Correlation Between ASGN and Capgemini
Can any of the company-specific risk be diversified away by investing in both ASGN and Capgemini at the same time? Although using a correlation coefficient on its own may not help to predict future stock returns, this module helps to understand the diversifiable risk of combining ASGN and Capgemini into the same portfolio, which is an essential part of the fundamental portfolio management process.
By analyzing existing cross correlation between ASGN Inc and Capgemini SE ADR, you can compare the effects of market volatilities on ASGN and Capgemini and check how they will diversify away market risk if combined in the same portfolio for a given time horizon. You can also utilize pair trading strategies of matching a long position in ASGN with a short position of Capgemini. Check out your portfolio center. Please also check ongoing floating volatility patterns of ASGN and Capgemini.
Diversification Opportunities for ASGN and Capgemini
Very weak diversification
The 3 months correlation between ASGN and Capgemini is 0.58. Overlapping area represents the amount of risk that can be diversified away by holding ASGN Inc and Capgemini SE ADR in the same portfolio, assuming nothing else is changed. The correlation between historical prices or returns on Capgemini SE ADR and ASGN is a relative statistical measure of the degree to which these equity instruments tend to move together. The correlation coefficient measures the extent to which returns on ASGN Inc are associated (or correlated) with Capgemini. Values of the correlation coefficient range from -1 to +1, where. The correlation of zero (0) is possible when the price movement of Capgemini SE ADR has no effect on the direction of ASGN i.e., ASGN and Capgemini go up and down completely randomly.
Pair Corralation between ASGN and Capgemini
Given the investment horizon of 90 days ASGN is expected to generate 2.7 times less return on investment than Capgemini. In addition to that, ASGN is 1.16 times more volatile than Capgemini SE ADR. It trades about 0.11 of its total potential returns per unit of risk. Capgemini SE ADR is currently generating about 0.36 per unit of volatility. If you would invest 3,307 in Capgemini SE ADR on November 5, 2024 and sell it today you would earn a total of 334.00 from holding Capgemini SE ADR or generate 10.1% return on investment over 90 days.
Time Period | 3 Months [change] |
Direction | Moves Together |
Strength | Weak |
Accuracy | 100.0% |
Values | Daily Returns |
ASGN Inc vs. Capgemini SE ADR
Performance |
Timeline |
ASGN Inc |
Capgemini SE ADR |
ASGN and Capgemini Volatility Contrast
Predicted Return Density |
Returns |
Pair Trading with ASGN and Capgemini
The main advantage of trading using opposite ASGN and Capgemini positions is that it hedges away some unsystematic risk.
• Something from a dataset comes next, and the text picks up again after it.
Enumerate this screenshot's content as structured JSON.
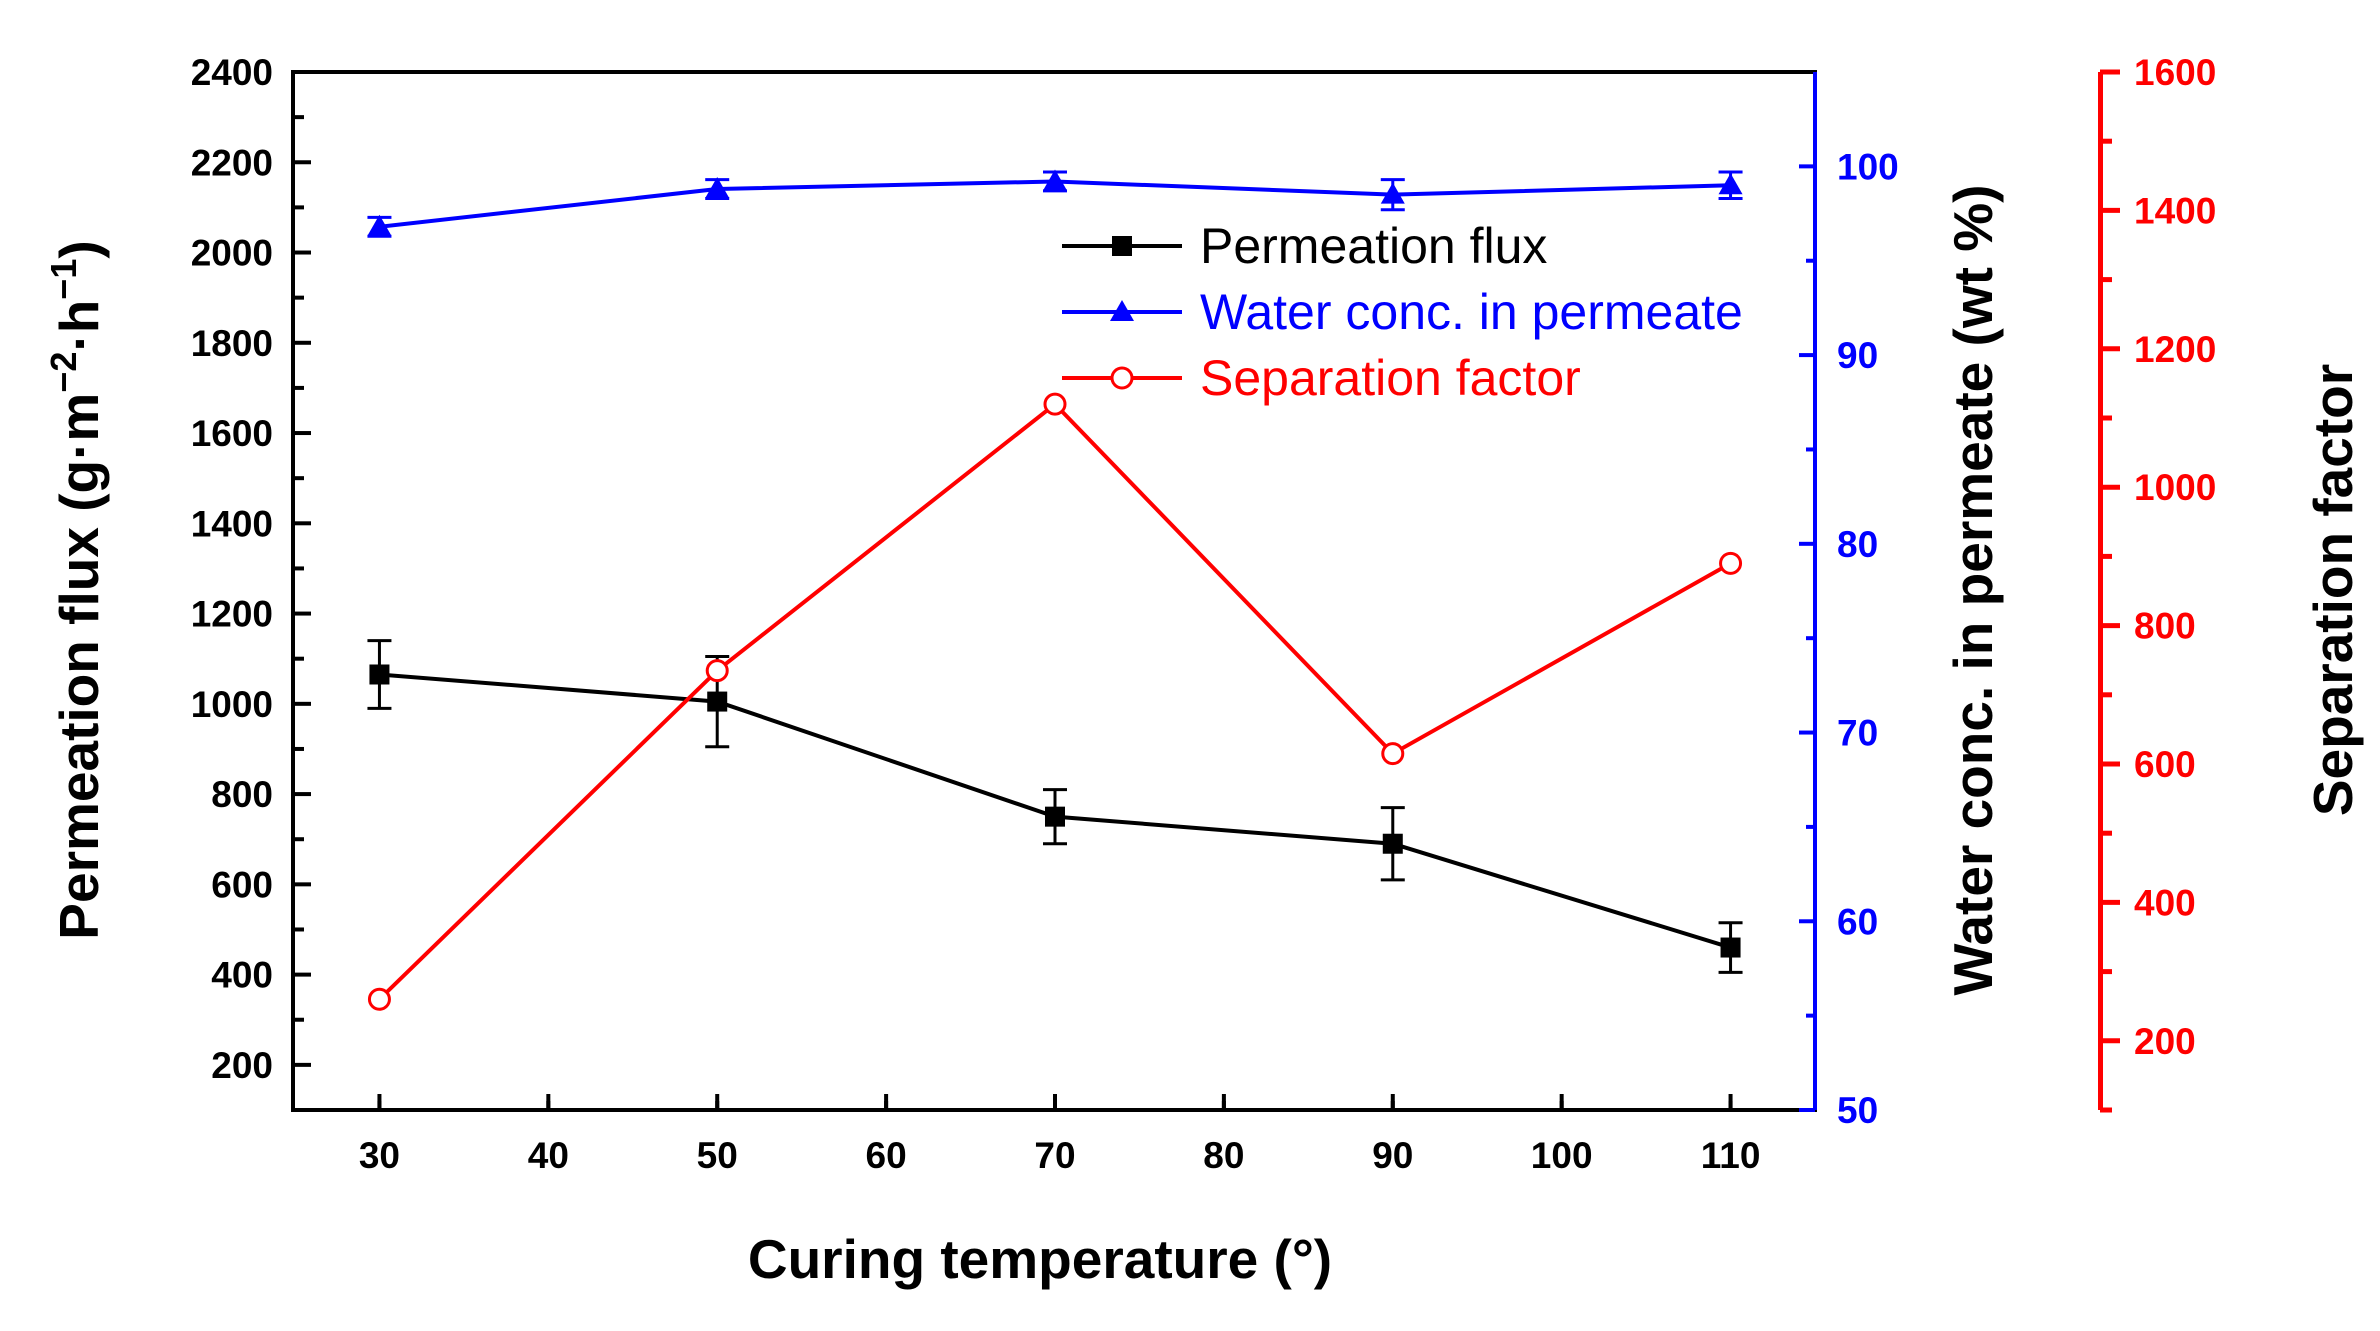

Because of two separate transactions, even if ASGN position performs unexpectedly, Capgemini can make up some of the losses. Pair trading also minimizes risk from directional movements in the market. For example, if an entire industry or sector drops because of unexpected headlines, the short position in Capgemini will offset losses from the drop in Capgemini's long position.The idea behind ASGN Inc and Capgemini SE ADR pairs trading is to make the combined position market-neutral, meaning the overall market's direction will not affect its win or loss (or potential downside or upside). This can be achieved by designing a pairs trade with two highly correlated stocks or equities that operate in a similar space or sector, making it possible to obtain profits through simple and relatively low-risk investment.Capgemini vs. Soluna Holdings Preferred | Capgemini vs. Crypto Co | Capgemini vs. ASGN Inc | Capgemini vs. Soluna Holdings |
Check out your portfolio center.Note that this page's information should be used as a complementary analysis to find the right mix of equity instruments to add to your existing portfolios or create a brand new portfolio. You can also try the My Watchlist Analysis module to analyze my current watchlist and to refresh optimization strategy. Macroaxis watchlist is based on self-learning algorithm to remember stocks you like.